The attorney had had enough. He nodded weakly with blood streaming from both nostrils.

“Great! Because we’re coming to my favorite part of the movie!” Serge hopped with joy as he placed his cooler on the porch between them.

Rip
.

A brief cry. Serge opened the thirty-six-gallon insulated box and removed a tray. The captive’s eyebrows twisted in confusion. “Please don’t hit me, but I have no idea what’s going on. Who are you?”

“I’m a fixer, and we’re going re-create the Paul Newman scene where he takes a bet to eat fifty hard-boiled eggs.” Serge pulled the first egg out of the tray. “I know it’s not how fixers usually operate, but there’s a new breed of cat in town . . . Oh, and I couldn’t lay my hands on that many hard-boiled eggs in a pinch, so I went to the deli at Publix and bought deviled eggs . . . Coleman, ready?”

Coleman nodded and clicked the stopwatch.

“Open wide!” Serge crammed the first egg into the attorney’s mouth. He grabbed a second egg and popped it in his own mouth, licking his fingers. “Actually that’s pretty tasty . . . Open up again . . .” Serge detected another question on the attorney’s face. “What? You didn’t think I was going to let you have all the fun? See, this is what’s happening here. We’re forming a bond. And I’m hoping you’re a movie buff, because I can get pretty hung up on my favorite flicks. If you are a buff, we’ve got hours of fun ahead. Well, maybe not hours. Forget I said that. Did you know some of
Cool Hand
was actually shot in Florida? The bloodhound chase through the woods used a body double for Newman up at the Callahan Road Prison just north of Jacksonville. Open wide!” Serge continued feeding the captive as he chewed his own eggs. “We’re doing it together, ‘Kumbaya’-style, and if you reach Luke’s record with me, I’ll let you go. That’s my bonus round. More on that later . . .”
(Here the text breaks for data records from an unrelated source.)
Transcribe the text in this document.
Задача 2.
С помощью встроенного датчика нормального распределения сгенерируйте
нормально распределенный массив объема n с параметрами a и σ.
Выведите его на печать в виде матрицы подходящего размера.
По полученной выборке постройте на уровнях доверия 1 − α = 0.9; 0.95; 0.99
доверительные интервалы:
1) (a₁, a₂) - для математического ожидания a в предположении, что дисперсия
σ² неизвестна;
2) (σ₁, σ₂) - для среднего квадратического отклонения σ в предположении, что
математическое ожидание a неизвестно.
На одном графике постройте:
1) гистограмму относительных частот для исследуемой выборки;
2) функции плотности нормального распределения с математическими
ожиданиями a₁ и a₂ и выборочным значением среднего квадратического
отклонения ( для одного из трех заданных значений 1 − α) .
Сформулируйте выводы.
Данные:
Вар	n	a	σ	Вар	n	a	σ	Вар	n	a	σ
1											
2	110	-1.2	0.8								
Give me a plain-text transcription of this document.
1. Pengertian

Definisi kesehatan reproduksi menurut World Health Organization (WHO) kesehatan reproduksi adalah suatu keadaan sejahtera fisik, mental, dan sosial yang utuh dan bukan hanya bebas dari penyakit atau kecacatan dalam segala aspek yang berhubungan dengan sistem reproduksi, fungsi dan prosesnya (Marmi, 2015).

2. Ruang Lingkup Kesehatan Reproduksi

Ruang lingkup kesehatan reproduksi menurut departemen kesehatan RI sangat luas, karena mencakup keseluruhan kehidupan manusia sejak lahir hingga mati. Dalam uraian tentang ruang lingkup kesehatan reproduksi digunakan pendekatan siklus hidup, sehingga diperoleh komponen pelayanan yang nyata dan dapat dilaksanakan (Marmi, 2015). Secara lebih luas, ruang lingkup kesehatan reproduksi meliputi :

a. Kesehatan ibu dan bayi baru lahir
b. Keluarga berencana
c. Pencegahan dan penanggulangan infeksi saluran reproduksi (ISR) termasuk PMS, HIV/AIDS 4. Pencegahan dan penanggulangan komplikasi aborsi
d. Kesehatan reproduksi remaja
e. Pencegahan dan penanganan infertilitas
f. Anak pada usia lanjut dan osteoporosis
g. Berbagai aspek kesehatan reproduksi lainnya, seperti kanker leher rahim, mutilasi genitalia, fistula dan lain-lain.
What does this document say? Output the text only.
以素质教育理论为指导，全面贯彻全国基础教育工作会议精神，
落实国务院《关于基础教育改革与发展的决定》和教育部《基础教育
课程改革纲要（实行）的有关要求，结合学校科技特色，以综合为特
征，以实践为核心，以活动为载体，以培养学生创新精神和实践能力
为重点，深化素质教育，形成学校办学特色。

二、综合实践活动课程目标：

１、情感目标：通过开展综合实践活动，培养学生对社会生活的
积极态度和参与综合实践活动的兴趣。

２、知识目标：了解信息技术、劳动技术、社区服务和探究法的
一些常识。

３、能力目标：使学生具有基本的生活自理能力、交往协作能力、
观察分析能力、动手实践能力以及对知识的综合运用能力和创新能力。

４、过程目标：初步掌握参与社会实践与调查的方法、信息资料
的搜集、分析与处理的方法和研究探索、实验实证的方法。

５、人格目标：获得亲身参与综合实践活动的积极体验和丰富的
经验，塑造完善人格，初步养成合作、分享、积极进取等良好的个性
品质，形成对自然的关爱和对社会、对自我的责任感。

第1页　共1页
The captive swallowed hard. “That’s it?”

“Well, there is one little catch.” Serge jammed another egg in his face. “Drop the lawsuit with the confidentiality clause. And persuade your client not to file with anyone else.”

“How am I supposed to do that—” He was cut short with another egg.

“Come up with some kind of lie. You’re a lawyer.” Serge chomped and swallowed. “But if you don’t, we’ll keep coming out here until you either see the light or start liking eggs with paprika . . . Coleman?”

“What? Oh.” He looked down at a sweep second hand. “Twenty minutes . . .”

Twenty minutes later:

Coleman giggled at Serge, laid out on the warden’s porch. “You look pregnant.”